The MV Torani took on water after it developed a hole and it later partially capsized in the Mazaruni River, according to Minister within the Ministry of Public Infrastructure Annette Ferguson.
Ferguson told Stabroek News yesterday that a team from the Transport and Harbours Department has visited the site and compiled a report that is being used to plot a way forward as they look to salvage the vessel.
The decades-old vessel went down sometime last week.
In an advertisement in Wednesday’s edition of Stabroek News, Harbour Master Michael Tennant advised that the vessel had sunk close to the left bank of the Mazaruni River. He added that the wreck is approximately 100 metres and bearing 212°T from the location of the Mazaruni Prison wharf.
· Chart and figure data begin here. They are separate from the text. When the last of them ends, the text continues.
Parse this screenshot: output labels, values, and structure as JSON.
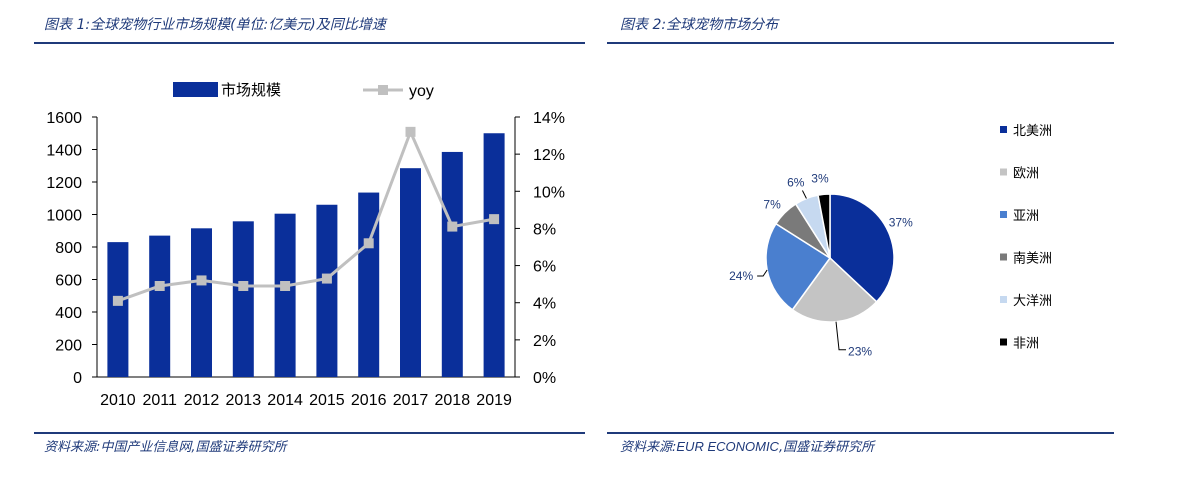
{
  "left_panel": {
    "title": "图表 1:全球宠物行业市场规模(单位:亿美元)及同比增速",
    "source": "资料来源:中国产业信息网,国盛证券研究所"
  },
  "right_panel": {
    "title": "图表 2:全球宠物市场分布",
    "source_prefix": "资料来源:",
    "source_brand": "EUR ECONOMIC",
    "source_suffix": ",国盛证券研究所"
  },
  "colors": {
    "bar": "#0a2f9a",
    "line": "#c0c0c0",
    "rule": "#1f3a7a",
    "label": "#1f3a7a"
  },
  "chart_data": [
    {
      "type": "bar",
      "title": "全球宠物行业市场规模及同比增速",
      "categories": [
        "2010",
        "2011",
        "2012",
        "2013",
        "2014",
        "2015",
        "2016",
        "2017",
        "2018",
        "2019"
      ],
      "series": [
        {
          "name": "市场规模",
          "type": "bar",
          "axis": "left",
          "values": [
            830,
            870,
            915,
            958,
            1005,
            1060,
            1135,
            1285,
            1385,
            1500
          ]
        },
        {
          "name": "yoy",
          "type": "line",
          "axis": "right",
          "values": [
            0.041,
            0.049,
            0.052,
            0.049,
            0.049,
            0.053,
            0.072,
            0.132,
            0.081,
            0.085
          ]
        }
      ],
      "left_axis": {
        "ylim": [
          0,
          1600
        ],
        "ticks": [
          "0",
          "200",
          "400",
          "600",
          "800",
          "1000",
          "1200",
          "1400",
          "1600"
        ]
      },
      "right_axis": {
        "ylim": [
          0,
          0.14
        ],
        "ticks": [
          "0%",
          "2%",
          "4%",
          "6%",
          "8%",
          "10%",
          "12%",
          "14%"
        ]
      },
      "legend": {
        "placement": "top",
        "items": [
          "市场规模",
          "yoy"
        ]
      }
    },
    {
      "type": "pie",
      "title": "全球宠物市场分布",
      "slices": [
        {
          "name": "北美洲",
          "value": 37,
          "label": "37%",
          "color": "#0a2f9a"
        },
        {
          "name": "欧洲",
          "value": 23,
          "label": "23%",
          "color": "#c4c4c4"
        },
        {
          "name": "亚洲",
          "value": 24,
          "label": "24%",
          "color": "#4a7fcf"
        },
        {
          "name": "南美洲",
          "value": 7,
          "label": "7%",
          "color": "#7a7a7a"
        },
        {
          "name": "大洋洲",
          "value": 6,
          "label": "6%",
          "color": "#c6d9f0"
        },
        {
          "name": "非洲",
          "value": 3,
          "label": "3%",
          "color": "#000000"
        }
      ],
      "legend": {
        "placement": "right"
      }
    }
  ]
}
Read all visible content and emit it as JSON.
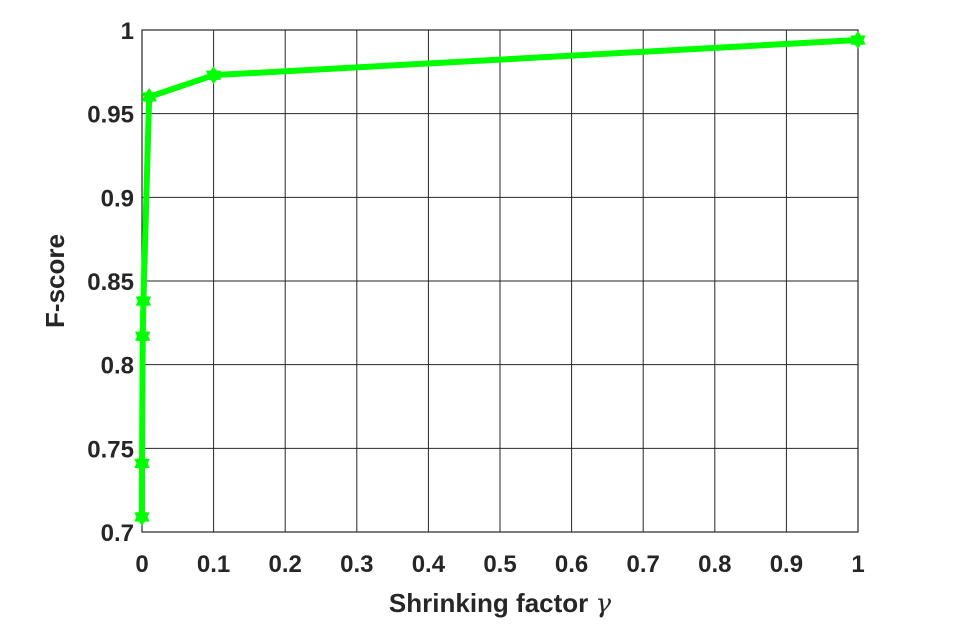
{
  "chart_data": {
    "type": "line",
    "xlabel": "Shrinking factor",
    "xlabel_symbol": "γ",
    "ylabel": "F-score",
    "xlim": [
      0,
      1
    ],
    "ylim": [
      0.7,
      1
    ],
    "x_ticks": [
      0,
      0.1,
      0.2,
      0.3,
      0.4,
      0.5,
      0.6,
      0.7,
      0.8,
      0.9,
      1
    ],
    "x_tick_labels": [
      "0",
      "0.1",
      "0.2",
      "0.3",
      "0.4",
      "0.5",
      "0.6",
      "0.7",
      "0.8",
      "0.9",
      "1"
    ],
    "y_ticks": [
      0.7,
      0.75,
      0.8,
      0.85,
      0.9,
      0.95,
      1
    ],
    "y_tick_labels": [
      "0.7",
      "0.75",
      "0.8",
      "0.85",
      "0.9",
      "0.95",
      "1"
    ],
    "grid": true,
    "series": [
      {
        "color": "#00ff00",
        "marker": "hexagram",
        "x": [
          0,
          0.0001,
          0.001,
          0.002,
          0.01,
          0.1,
          1
        ],
        "y": [
          0.709,
          0.741,
          0.817,
          0.838,
          0.96,
          0.973,
          0.994
        ]
      }
    ]
  }
}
The advertisement, which cautioned mariners to be on the lookout for the vessel as they operate on the river, stated that the vessel is not fully submerged and the starboard half of the vessel is still visible at all tides.
Minister Ferguson explained that the MV Torani was moored at the Mazaruni dock, where it was being cannibalised for spare parts for two other vessels, MV Makouria and MV Malali.
The vessel was docked at the Georgetown Wharf last year and it was recently moved to the Mazaruni.
A letter penned by Captain R E W Adams to Stabroek News in 2012 stated that MV Torani was constructed by Messrs Sprostons Ltd. The keel was laid on July 31, 1958, using the drawings of the Makouria, which was constructed in the United Kingdom in 1959. It was handed over to the Transport and Harbours Department in October of 1960.
MV Torani is well known among travelers in Berbice, where it serviced the routes between New Amsterdam and Rosignol, and Stanleytown and Blairmont. After the introduction of the Berbice River Bridge, the vessel was redeployed to the Essequibo River.